New research suggests that a person’s risk of developing rheumatoid arthritis is strongly linked to their environmental exposure to polycyclic aromatic hydrocarbons (PAH). PAH are chemicals that are formed from burning coal, oil, gas, wood or tobacco, as well as from flame-grilling meat and other foods.

The study also indicates that PAH account for most of the impact smoking has on the risk of developing the disease.

The research drew on responses to the US National Health and Nutrition Examination Survey (NHANES) between 2007 and 2016, evaluating a wide variety of toxicants, including PAH, chemicals used in the manufacture of plastics and various consumer products, and volatile organic compounds (VOCs). The study included 21,987 adults, 1,418 of whom had rheumatoid arthritis and 20,569 of whom did not.

Blood and urine samples were taken to measure the total amount of PAH in the body. The odds of rheumatoid arthritis were highest among those in the top 25% of bodily PAH levels, irrespective of whether or not they were former or current smokers.

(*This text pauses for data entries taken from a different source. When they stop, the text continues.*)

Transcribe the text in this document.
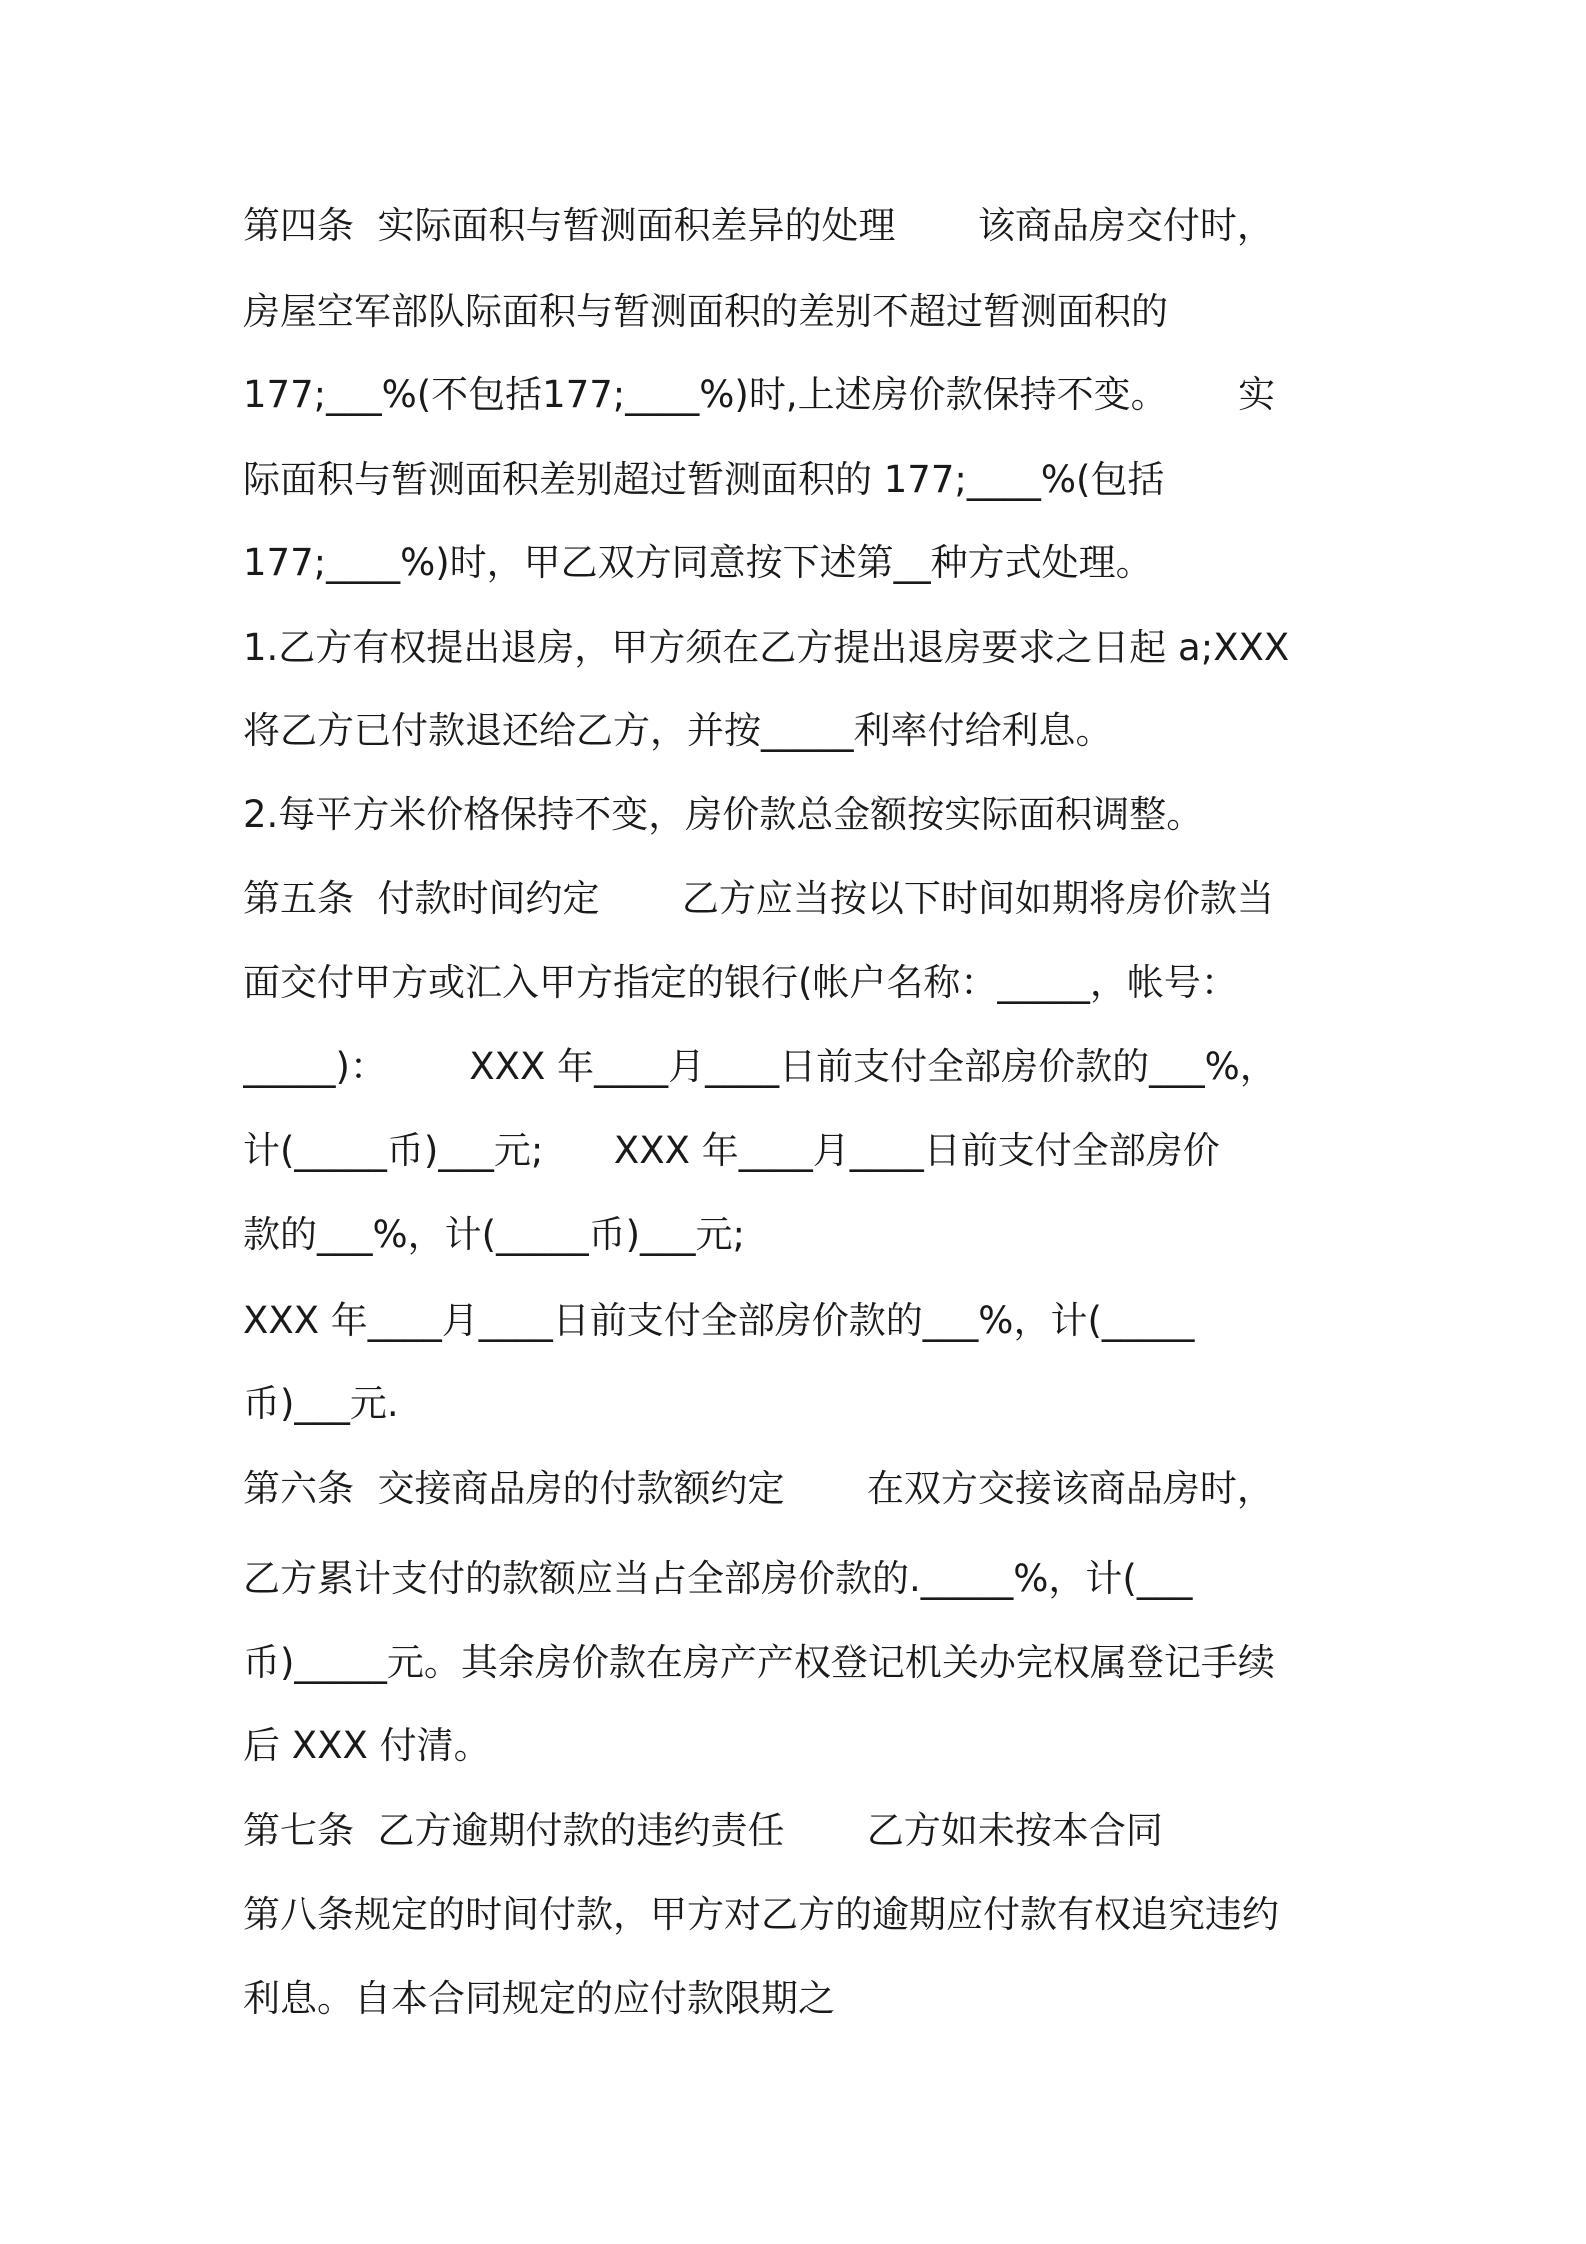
第四条  实际面积与暂测面积差异的处理       该商品房交付时，
房屋空军部队际面积与暂测面积的差别不超过暂测面积的
177;___%(不包括177;____%)时,上述房价款保持不变。      实
际面积与暂测面积差别超过暂测面积的 177;____%(包括
177;____%)时，甲乙双方同意按下述第__种方式处理。
1.乙方有权提出退房，甲方须在乙方提出退房要求之日起 a;XXX
将乙方已付款退还给乙方，并按_____利率付给利息。
2.每平方米价格保持不变，房价款总金额按实际面积调整。
第五条  付款时间约定       乙方应当按以下时间如期将房价款当
面交付甲方或汇入甲方指定的银行(帐户名称：_____，帐号：
_____)：       XXX 年____月____日前支付全部房价款的___%，
计(_____币)___元;      XXX 年____月____日前支付全部房价
款的___%，计(_____币)___元;
XXX 年____月____日前支付全部房价款的___%，计(_____
币)___元.
第六条  交接商品房的付款额约定       在双方交接该商品房时，
乙方累计支付的款额应当占全部房价款的._____%，计(___
币)_____元。其余房价款在房产产权登记机关办完权属登记手续
后 XXX 付清。
第七条  乙方逾期付款的违约责任       乙方如未按本合同
第八条规定的时间付款，甲方对乙方的逾期应付款有权追究违约
利息。自本合同规定的应付款限期之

After accounting for other factors, only one PAH was found to be strongly associated with higher odds (80%) of the disease. Somewhat surprisingly, however, smoking was not found to be associated with heightened rheumatoid arthritis risk after accounting for PAH levels in the body. Further analysis showed that bodily PAH level accounted for 90% of the total effect of smoking on rheumatoid arthritis risk.

The study acknowledges that it is observational, and cannot determine cause. The researchers also acknowledge various limitations to their findings, including that measurements of environmental toxicants in fat tissue were not available, and heavy metal levels which have previously been linked to rheumatoid arthritis risk were not measured.

Despite this, the researchers suggest that the ubiquity of PAH in the environment, and the fact that households of lower socioeconomic status generally experience poorer indoor air quality and may reside in urban areas next to major roadways or in high traffic areas, make people particularly vulnerable to the negative impact of environmental exposure to PAH.